Al inicio de Familia sumergida, la protagonista, Marcela (Mercedes Morán), surge de detrás de una cortina, dejando atrás una luz cegadora y entrando en la oscuridad, en lo opaco. Hay algunas similitudes entre el poder evocador de una cortina y la ópera prima de la actriz y realizadora argentina María Alché.
Por una parte, se trata de una película difícil de aprehender por completo, que juega a dejar la sensación de que hay algo más, algún secreto familiar oculto, algún pensamiento por decir. La cortina como velo que al mismo tiempo deja ver y oculta la verdad. Por otro lado, encontramos a lo largo de la película la idea del contacto con el mundo de los muertos; la cortina como finísima frontera con el más allá, con la memoria fantasmal de familiares que ya no están.
Familia sumergida fue presentada en el pasado Festival de Locarno y ganó el Premio Horizontes a la mejor película latinoamericana en el Festival de San Sebastián. María Alché, su joven directora, ha aparecido como actriz en películas como La niña santa (Lucrecia Martel, 2004), Ni Dios, ni patrón, ni marido (Laura Maña, 2010) o la española Sexo fácil, películas tristes (Alejo Flah, 2014). La influencia de una tótem del cine argentino como Lucrecia Martel se deja ver en el film de Alché, desde el escenario de familia de clase media hasta un cierto tono espectral.

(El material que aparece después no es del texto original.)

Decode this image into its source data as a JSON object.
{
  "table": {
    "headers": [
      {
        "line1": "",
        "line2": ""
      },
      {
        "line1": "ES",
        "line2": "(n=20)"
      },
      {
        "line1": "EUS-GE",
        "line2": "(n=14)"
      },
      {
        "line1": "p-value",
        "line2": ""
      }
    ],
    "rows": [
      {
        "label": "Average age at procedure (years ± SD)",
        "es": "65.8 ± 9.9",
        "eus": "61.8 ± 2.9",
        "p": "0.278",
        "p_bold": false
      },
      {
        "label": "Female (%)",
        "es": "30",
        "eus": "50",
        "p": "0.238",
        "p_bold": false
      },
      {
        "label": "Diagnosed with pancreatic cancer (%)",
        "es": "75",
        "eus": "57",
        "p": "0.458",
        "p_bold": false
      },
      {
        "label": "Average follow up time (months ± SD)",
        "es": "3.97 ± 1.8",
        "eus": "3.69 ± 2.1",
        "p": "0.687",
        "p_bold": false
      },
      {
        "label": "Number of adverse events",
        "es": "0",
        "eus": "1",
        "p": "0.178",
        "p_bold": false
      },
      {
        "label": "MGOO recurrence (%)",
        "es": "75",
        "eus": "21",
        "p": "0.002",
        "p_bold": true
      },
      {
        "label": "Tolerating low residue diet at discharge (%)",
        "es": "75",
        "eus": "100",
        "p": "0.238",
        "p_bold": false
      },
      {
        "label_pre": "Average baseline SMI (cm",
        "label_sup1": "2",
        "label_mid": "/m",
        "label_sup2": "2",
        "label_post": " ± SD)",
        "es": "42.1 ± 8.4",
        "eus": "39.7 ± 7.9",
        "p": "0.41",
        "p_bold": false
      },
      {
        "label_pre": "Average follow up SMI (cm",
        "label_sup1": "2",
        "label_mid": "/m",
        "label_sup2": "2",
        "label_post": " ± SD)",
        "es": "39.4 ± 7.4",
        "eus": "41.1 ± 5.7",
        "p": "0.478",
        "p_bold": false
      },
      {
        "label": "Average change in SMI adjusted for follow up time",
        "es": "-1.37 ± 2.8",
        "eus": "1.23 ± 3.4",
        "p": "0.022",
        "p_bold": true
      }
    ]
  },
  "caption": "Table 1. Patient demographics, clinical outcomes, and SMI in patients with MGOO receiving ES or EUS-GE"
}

El film inicia tras la muerte de la hermana de Marcela, algo que trastoca las relaciones de ésta con su familia y le obliga a sacar de debajo de la alfombra un buen puñado de recuerdos y deseos ocultos, tanto físicos como mentales. Hay que destacar la gran interpretación de Mercedes Morán, a medio camino entre el rostro de la esfinge, impávido, y la emoción sutil. Su personaje lo podríamos ubicar en medio de una búsqueda, un personaje en tránsito cuando el suelo que había bajo sus pies pierde la firmeza que seguramente nunca tuvo.
Quizás lo mejor y peor de una película como Familia sumergida sea su opacidad. Es cierto que le permite a Alché la creación de imágenes singulares, con el poder de permanecer en la memoria. Escenas como las visiones de la protagonista, o la cena familiar final con baile incluido, no serían lo mismo sin esa turbiedad fantasmagórica, acentuada por un magnífico trabajo con el sonido y la fotografía de una cineasta tan especial como Hélène Louvart (Pina, Le Meraviglie, Petra). Sin embargo, la película puede llegar a desesperar por la falta de asideros, por tener la sensación durante buena parte del film de no saber cuál es la relación entre unos y otros, de no saber qué pasó o por qué, de no saber incluso si lo que sucede en la pantalla es real o una compleja ensoñación.
La película de María Alché es un retrato de la cotidianidad familiar, de los lazos que se rompen o se aprietan, de cómo la genética importa y los giros vitales parecen repetirse de una generación a otra. Pero también es una película que explora la psique de una mujer madura, sus miedos y deseos. Todo ello desde un punto de vista desasosegante en ocasiones, como un estado de duermevela filmado, en el que todo se mezcla y poco se explica.